Available as a four-door sedan or a five-door hatchback, our tester came in sharp-looking hatchback EX trim, the top-line Rio available. An entry LX trim starts at a very economical $14,200 and comes with a manual transmission, five-inch color display, AM/FM/MP3/SiriusXM, USB jack, power door locks and a host of modern safety features. However, the entry-level model does not come with enhanced safety features, and still has crank windows. When you move up to the S model at $16,400, all of the powers are standard, and the safety features, like rear-view camera, are also standard.

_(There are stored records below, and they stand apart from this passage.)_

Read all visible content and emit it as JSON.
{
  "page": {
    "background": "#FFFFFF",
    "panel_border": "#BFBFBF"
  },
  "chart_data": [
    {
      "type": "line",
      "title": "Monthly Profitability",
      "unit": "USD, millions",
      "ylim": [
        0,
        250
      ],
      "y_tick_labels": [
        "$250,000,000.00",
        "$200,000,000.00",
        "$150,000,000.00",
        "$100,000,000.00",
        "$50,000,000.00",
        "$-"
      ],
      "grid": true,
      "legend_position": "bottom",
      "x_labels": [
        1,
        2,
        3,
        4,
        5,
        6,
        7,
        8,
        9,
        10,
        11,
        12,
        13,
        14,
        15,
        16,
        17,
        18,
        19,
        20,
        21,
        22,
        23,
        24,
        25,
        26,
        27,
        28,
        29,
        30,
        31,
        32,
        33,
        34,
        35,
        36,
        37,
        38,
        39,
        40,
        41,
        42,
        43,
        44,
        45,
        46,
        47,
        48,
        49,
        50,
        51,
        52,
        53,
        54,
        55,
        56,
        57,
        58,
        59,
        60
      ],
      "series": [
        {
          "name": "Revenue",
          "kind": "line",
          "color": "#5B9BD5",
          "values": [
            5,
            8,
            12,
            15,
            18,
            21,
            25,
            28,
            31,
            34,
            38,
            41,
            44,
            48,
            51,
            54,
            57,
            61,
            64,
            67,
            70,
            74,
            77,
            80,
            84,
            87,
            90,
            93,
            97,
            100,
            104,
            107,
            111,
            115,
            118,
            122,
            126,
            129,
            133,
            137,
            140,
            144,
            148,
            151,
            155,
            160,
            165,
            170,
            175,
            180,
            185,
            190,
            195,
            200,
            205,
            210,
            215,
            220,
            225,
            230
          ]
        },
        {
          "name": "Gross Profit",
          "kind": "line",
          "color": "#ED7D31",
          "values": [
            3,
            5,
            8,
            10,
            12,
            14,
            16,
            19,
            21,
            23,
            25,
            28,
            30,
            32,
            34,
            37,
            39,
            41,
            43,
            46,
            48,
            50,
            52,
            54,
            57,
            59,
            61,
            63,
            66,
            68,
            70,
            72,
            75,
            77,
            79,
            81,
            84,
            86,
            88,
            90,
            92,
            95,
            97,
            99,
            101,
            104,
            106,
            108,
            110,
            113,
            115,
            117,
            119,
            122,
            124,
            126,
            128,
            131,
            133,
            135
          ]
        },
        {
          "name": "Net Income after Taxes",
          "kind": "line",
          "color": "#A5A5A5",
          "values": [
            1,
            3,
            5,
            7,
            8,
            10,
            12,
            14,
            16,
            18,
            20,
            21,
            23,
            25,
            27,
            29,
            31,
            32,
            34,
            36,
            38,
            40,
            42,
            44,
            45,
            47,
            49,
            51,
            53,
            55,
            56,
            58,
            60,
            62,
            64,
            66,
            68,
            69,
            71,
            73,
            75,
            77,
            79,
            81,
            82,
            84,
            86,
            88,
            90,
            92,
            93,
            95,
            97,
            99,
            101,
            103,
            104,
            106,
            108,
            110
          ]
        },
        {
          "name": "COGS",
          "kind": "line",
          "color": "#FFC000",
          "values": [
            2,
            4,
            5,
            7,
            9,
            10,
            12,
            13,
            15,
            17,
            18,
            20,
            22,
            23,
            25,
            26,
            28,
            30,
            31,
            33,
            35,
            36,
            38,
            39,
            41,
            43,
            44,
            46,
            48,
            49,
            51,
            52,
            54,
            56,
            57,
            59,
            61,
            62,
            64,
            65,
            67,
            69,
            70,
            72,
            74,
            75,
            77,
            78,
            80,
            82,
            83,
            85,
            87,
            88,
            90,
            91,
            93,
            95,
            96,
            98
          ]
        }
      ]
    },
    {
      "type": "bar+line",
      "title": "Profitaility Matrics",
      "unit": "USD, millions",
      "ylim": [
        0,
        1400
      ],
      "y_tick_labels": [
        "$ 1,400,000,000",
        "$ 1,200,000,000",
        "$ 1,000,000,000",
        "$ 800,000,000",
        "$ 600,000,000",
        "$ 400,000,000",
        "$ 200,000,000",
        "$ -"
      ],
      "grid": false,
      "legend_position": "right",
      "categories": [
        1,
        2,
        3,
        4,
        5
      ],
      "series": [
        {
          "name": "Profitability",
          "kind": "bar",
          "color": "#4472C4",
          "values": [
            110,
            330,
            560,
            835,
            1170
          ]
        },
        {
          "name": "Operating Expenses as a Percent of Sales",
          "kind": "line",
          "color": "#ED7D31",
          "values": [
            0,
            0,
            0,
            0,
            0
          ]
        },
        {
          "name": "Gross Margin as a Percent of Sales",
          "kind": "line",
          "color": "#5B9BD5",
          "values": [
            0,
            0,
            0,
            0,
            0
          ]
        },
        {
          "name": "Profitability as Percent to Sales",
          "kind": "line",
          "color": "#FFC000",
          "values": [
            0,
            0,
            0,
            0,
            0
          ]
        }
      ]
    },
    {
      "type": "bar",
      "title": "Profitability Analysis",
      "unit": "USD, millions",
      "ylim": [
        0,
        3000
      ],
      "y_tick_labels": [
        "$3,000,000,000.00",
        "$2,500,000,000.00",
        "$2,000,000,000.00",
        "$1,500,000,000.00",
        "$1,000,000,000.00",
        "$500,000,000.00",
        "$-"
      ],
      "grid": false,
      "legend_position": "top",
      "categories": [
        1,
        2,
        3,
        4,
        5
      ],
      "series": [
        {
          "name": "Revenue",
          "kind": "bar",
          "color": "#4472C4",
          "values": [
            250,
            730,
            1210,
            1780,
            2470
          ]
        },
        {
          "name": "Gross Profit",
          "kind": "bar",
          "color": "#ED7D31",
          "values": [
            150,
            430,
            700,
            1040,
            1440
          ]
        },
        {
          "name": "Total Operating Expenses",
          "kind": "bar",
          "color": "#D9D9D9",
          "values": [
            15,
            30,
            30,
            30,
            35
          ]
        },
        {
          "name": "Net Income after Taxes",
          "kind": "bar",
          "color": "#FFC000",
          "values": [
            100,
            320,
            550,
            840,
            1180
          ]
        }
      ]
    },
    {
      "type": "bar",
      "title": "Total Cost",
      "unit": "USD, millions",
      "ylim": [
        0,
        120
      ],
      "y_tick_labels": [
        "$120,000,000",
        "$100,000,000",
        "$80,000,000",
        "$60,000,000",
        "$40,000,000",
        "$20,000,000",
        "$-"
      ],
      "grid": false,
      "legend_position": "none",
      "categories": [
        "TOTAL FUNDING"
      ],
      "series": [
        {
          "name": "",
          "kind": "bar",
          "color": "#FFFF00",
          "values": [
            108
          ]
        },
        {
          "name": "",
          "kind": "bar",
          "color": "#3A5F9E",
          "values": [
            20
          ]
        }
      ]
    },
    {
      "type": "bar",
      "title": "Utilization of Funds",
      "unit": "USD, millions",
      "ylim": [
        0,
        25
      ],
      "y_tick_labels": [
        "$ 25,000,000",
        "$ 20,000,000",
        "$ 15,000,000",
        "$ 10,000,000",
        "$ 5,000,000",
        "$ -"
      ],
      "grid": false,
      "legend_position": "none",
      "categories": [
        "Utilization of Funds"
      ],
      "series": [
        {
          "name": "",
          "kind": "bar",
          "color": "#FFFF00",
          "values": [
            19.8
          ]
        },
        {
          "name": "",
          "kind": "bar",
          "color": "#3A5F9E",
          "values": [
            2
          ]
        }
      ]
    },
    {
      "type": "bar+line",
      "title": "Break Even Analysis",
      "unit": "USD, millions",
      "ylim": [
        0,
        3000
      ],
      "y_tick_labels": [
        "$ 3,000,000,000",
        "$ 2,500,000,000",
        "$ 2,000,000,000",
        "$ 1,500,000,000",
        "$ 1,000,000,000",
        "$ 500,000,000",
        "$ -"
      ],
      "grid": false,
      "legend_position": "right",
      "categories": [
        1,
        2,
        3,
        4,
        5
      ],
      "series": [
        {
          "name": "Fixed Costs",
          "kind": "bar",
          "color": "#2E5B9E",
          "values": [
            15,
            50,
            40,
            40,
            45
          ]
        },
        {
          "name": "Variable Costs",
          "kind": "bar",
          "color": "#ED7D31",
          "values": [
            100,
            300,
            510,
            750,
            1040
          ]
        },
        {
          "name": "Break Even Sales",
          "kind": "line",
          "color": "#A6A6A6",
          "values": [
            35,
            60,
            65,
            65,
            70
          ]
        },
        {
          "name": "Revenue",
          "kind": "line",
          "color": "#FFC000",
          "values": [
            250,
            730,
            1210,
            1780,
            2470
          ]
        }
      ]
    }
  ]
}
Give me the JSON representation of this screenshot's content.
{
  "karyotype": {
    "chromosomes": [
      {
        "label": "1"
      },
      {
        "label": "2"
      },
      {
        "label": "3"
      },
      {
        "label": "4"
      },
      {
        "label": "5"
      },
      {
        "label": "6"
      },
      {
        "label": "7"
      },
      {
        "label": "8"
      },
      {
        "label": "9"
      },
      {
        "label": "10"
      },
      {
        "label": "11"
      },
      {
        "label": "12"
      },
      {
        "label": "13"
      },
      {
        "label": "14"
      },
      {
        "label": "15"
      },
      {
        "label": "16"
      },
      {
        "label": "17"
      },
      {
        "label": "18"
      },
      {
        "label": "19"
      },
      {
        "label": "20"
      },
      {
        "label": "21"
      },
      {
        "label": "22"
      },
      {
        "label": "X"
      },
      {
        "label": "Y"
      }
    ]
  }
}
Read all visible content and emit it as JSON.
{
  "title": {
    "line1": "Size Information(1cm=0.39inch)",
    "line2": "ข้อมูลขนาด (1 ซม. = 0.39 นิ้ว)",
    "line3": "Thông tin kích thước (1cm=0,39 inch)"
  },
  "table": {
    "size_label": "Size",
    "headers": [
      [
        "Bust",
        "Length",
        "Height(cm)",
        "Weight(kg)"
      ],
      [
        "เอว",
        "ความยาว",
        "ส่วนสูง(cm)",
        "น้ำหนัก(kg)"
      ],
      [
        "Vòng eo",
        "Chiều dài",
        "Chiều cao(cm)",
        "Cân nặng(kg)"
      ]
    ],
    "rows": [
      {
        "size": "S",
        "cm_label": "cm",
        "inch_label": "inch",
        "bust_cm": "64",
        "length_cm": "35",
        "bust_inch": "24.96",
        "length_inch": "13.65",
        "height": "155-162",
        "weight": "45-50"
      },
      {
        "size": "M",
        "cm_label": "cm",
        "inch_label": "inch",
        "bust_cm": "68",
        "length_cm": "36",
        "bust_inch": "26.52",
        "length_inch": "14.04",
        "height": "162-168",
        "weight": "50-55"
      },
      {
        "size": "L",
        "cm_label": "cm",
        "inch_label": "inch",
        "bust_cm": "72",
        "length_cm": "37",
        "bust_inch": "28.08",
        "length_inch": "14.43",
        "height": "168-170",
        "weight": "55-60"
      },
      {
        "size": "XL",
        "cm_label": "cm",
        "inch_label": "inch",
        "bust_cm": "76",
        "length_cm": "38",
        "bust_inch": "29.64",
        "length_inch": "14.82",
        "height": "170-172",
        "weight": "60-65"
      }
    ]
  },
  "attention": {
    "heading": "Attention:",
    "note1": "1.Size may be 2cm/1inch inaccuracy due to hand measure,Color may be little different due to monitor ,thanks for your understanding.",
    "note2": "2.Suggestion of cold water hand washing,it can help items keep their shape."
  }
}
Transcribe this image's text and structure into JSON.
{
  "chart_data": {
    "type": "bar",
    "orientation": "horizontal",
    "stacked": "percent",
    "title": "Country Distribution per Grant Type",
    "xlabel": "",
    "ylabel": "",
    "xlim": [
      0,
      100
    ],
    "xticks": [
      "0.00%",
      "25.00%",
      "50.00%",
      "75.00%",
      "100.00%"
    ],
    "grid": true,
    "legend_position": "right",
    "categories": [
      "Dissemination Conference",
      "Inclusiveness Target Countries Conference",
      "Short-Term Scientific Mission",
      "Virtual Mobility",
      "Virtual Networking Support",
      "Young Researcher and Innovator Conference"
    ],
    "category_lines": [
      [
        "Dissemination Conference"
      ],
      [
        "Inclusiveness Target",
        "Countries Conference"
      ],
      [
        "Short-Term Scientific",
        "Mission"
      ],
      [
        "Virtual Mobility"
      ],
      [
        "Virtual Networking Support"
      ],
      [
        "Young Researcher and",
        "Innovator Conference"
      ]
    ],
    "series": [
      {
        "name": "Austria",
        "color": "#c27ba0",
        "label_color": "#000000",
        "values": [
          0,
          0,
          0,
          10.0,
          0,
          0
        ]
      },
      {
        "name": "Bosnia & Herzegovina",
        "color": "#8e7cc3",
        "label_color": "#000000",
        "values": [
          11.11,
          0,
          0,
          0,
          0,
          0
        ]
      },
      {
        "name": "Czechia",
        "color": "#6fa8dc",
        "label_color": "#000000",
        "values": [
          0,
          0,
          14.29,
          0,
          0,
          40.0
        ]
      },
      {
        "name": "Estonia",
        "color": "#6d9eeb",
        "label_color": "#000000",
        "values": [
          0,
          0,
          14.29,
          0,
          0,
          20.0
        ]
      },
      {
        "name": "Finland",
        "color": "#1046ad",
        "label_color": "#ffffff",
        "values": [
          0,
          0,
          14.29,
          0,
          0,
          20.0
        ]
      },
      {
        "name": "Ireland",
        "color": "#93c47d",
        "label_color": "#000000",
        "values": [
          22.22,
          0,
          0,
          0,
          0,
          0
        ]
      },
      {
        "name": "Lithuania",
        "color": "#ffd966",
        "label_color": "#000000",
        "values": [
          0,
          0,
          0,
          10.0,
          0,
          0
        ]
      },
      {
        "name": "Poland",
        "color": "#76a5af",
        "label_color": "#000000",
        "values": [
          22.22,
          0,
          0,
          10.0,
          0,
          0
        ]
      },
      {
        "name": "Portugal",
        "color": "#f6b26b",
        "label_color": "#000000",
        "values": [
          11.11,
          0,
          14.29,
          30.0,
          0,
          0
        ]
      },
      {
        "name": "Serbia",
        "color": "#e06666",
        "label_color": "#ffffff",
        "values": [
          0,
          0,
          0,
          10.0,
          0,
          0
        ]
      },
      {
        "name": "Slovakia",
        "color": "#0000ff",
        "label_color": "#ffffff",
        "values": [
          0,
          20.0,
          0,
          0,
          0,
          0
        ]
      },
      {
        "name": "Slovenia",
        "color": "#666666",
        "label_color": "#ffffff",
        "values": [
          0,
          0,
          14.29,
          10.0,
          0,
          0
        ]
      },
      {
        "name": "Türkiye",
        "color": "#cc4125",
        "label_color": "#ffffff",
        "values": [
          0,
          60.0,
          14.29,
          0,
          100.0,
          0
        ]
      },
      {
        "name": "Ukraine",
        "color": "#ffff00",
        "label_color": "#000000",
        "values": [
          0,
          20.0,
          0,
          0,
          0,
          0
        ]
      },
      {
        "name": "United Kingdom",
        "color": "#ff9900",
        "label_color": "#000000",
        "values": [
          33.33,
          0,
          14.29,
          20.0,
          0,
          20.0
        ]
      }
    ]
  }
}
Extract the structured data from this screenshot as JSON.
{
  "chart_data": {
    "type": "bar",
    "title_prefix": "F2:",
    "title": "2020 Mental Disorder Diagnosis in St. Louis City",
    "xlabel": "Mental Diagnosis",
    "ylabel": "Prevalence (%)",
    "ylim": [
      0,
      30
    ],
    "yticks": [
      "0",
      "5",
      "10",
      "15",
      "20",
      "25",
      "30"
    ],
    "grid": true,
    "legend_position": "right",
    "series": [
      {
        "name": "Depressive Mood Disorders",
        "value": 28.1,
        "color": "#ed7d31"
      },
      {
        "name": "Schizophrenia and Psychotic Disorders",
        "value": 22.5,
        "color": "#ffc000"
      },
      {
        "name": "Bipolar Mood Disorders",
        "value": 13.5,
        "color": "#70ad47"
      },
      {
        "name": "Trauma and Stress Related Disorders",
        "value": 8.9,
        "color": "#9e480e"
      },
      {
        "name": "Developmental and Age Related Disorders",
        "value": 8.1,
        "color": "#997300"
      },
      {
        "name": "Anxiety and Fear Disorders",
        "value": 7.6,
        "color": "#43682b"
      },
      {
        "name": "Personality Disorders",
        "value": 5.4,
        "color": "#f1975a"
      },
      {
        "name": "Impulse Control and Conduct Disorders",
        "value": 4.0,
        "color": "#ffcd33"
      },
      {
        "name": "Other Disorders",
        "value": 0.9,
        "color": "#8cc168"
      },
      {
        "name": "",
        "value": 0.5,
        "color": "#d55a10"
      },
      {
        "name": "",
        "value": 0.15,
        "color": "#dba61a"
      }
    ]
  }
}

The engine and suspension are exactly the same as the mid-level S and top-line EX, both of which come with a six-speed automatic transmission, which is optional on the LX. The mid-level S trim adds some nicer interior features while the top-line EX comes standard with some extra nice amenities, including a UVO system and automatic emergency braking system, the latter something you don’t usually find on competing subcompact models.

During our weeklong test, more than 300 miles were logged in all types of weather; including a five-inch snowstorm where we found the front-drive Kia delivered outstanding traction. Out on the dry highway, the Rio rode comfortably and there’s also more rear legroom than last year which we found useful when transporting several adults with no problem. When it came to sharper corners, you’ll enjoy improved performance thanks to the upgraded strut front with gas shocks and stabilizer bar and rear torsion beam setup. The EX comes with quality Continental all-season 15-inch tires on alloy wheels and four wheel disc brakes, while the LX and S have rear drums and wheel covers. Overall, there’s a new feeling of handling confidence surprisingly similar to competing vehicles we’ve reviewed in the past like Mini Cooper and Fiat Abarth. (OK, not exactly, but still very good.)

Power for all Kia models comes via a 1.6-liter four-cylinder that generates 130 horsepower and 119 lb. ft. of torque. It’s not a powerhouse by any means, but with Rio’s lighter weight, it feels fairly peppy at lower RPMs and can handle most all situations on the road. The EPA estimates are solid at 28 city and 37 highway, which is several MPG better than the 2017 model. The LX with the six speed manual is nearly identical, with one better in the city at 29 and identical 37 highway estimates.

The final tally for our test Kia Rio came in at $19,595 retail thanks to a $125 cargo mat kit and $895 delivery. Check with you Kia dealer for any buyer incentives.

Important numbers include a wheelbase of 101.6 inches, 2,714 lb. curb weight, 17.4 to 32.8 cu. ft of cargo space, 33.5 ft. turn circle, 5.5-inch ground clearance and an 11.9-gallon fuel tank.

Consumers can feel confident that each and every Rio has most of the modern safety features, from hill start assist to all the traction controls and air bags. However, if you want to step up in both safety and amenities, drive the S or EX first.

Likes: All new design, solid handling, hatchback cargo room, fair price.

Dislikes: Lack of available options on LX, could use more power.